Wharton and Ford both made pitches for the citywide sales tax hike as they spoke about an hour before the polls closed Thursday.
In the aftermath of the defeat of the second sales tax hike to go to Memphis voters in a year, with 60 percent voting “no,” there is certain to be much analysis of what the defeat says about political leadership as well as trust of that political leadership.
The half-percent citywide sales tax hike lost big despite a well-funded push by proponents of the tax hike, including the Greater Memphis Chamber, as a way to fund an expansion of pre-kindergarten in the city of Memphis. Opponents of the measure had none of the television ads or yard signs that the proponents had.
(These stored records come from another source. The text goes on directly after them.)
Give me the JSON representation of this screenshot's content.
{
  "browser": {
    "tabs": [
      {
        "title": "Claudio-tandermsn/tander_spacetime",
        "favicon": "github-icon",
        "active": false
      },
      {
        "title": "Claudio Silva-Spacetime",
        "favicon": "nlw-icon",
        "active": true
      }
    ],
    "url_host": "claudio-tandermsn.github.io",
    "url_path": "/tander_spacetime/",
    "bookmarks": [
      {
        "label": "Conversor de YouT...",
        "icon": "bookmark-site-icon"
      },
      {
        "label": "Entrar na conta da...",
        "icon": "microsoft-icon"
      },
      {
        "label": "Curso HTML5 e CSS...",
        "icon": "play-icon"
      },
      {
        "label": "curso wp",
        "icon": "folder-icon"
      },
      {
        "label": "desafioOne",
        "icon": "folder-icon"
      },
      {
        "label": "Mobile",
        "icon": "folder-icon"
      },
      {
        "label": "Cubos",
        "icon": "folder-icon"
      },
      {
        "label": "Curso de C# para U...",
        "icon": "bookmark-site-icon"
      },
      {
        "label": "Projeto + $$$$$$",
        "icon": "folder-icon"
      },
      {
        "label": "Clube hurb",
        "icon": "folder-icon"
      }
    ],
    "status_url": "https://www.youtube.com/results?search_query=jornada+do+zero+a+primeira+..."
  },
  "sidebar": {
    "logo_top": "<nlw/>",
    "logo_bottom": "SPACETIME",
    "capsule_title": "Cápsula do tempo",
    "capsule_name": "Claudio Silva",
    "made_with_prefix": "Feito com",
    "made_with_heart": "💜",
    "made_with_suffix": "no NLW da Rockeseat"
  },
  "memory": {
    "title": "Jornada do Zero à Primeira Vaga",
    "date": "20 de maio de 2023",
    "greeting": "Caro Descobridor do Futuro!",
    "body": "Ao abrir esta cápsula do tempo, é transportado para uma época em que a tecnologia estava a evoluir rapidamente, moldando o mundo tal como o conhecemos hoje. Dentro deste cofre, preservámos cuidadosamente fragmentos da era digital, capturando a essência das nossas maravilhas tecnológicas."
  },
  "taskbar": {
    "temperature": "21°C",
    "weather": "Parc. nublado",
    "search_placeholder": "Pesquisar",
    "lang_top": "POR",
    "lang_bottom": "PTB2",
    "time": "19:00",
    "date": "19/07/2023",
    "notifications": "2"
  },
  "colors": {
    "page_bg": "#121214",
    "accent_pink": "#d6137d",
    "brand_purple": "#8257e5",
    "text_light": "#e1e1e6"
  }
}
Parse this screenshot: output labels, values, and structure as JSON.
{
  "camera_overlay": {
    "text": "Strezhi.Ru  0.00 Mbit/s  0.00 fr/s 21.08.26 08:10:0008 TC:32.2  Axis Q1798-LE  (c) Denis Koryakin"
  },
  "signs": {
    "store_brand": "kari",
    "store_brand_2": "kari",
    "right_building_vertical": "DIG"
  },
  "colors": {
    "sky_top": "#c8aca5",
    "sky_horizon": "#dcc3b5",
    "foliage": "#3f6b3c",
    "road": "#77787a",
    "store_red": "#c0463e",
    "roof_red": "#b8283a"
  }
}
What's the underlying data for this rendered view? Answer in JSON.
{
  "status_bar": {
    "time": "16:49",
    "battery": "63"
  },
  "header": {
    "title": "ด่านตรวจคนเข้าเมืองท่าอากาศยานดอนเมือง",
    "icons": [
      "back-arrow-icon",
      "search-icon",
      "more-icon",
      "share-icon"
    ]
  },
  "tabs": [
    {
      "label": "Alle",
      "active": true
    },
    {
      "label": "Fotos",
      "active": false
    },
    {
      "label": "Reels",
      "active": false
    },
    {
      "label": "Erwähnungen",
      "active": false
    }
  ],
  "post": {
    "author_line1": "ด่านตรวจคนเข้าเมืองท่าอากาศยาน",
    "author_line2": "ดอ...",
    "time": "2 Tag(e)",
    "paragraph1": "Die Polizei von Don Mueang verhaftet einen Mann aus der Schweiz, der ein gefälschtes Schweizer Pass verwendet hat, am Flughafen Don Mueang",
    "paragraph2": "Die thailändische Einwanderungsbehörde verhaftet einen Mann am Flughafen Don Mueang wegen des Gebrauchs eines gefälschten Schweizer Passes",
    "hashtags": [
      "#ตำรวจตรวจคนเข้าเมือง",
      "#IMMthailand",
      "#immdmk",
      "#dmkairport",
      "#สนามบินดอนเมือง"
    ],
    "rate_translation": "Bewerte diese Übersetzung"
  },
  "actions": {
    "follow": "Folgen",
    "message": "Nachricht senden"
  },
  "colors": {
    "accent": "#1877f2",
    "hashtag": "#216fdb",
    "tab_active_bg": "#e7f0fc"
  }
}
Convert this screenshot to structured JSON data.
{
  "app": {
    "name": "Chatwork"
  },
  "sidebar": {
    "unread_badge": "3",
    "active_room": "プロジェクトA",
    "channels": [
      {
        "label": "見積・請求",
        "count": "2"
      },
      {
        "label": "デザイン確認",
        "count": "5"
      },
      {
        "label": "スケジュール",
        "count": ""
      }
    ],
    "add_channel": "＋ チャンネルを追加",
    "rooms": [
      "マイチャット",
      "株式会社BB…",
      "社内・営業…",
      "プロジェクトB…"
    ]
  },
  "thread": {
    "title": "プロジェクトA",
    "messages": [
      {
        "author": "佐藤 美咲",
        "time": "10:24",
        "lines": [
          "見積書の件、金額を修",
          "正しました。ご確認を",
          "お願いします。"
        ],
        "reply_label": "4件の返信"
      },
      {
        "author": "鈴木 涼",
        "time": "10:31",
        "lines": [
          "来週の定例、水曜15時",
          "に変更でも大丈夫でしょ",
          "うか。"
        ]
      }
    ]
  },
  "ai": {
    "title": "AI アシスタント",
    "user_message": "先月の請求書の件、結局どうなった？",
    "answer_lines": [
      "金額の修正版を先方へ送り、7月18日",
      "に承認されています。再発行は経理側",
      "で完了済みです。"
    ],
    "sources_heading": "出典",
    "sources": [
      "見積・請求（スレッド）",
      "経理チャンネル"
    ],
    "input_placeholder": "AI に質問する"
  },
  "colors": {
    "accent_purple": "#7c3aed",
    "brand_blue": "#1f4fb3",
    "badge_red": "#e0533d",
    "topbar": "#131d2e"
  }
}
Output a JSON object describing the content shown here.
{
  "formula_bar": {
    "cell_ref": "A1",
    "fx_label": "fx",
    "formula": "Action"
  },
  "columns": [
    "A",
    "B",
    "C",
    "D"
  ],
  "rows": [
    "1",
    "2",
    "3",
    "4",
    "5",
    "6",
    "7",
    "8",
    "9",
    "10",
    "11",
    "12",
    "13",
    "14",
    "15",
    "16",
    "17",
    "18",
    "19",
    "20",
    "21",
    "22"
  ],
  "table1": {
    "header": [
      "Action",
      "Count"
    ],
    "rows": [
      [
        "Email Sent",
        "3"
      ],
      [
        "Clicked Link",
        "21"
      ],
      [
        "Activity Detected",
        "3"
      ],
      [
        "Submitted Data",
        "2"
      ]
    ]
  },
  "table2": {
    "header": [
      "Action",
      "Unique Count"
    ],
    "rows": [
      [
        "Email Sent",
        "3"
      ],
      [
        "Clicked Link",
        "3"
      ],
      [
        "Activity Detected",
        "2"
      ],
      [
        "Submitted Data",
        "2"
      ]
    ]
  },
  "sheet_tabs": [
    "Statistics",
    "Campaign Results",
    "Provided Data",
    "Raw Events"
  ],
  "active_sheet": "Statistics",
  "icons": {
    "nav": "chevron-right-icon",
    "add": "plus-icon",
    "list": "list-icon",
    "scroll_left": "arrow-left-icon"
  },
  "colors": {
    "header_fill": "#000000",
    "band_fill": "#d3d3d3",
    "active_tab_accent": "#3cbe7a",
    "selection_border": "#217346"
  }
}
Opponents of the sales tax hike repeatedly emphasized their lack of trust that the revenue from the sales tax hike would be used for pre-kindergarten.
The distrust and the failure of a countywide sales tax hike a year ago this month appear to have figured prominently in the outcome as well as the low citywide voter turnout.
The 29,295 voters were 7 percent of the city’s 417,174 voters.
The November 2012 sales tax referendum was among voters in Memphis and the unincorporated areas of Shelby County.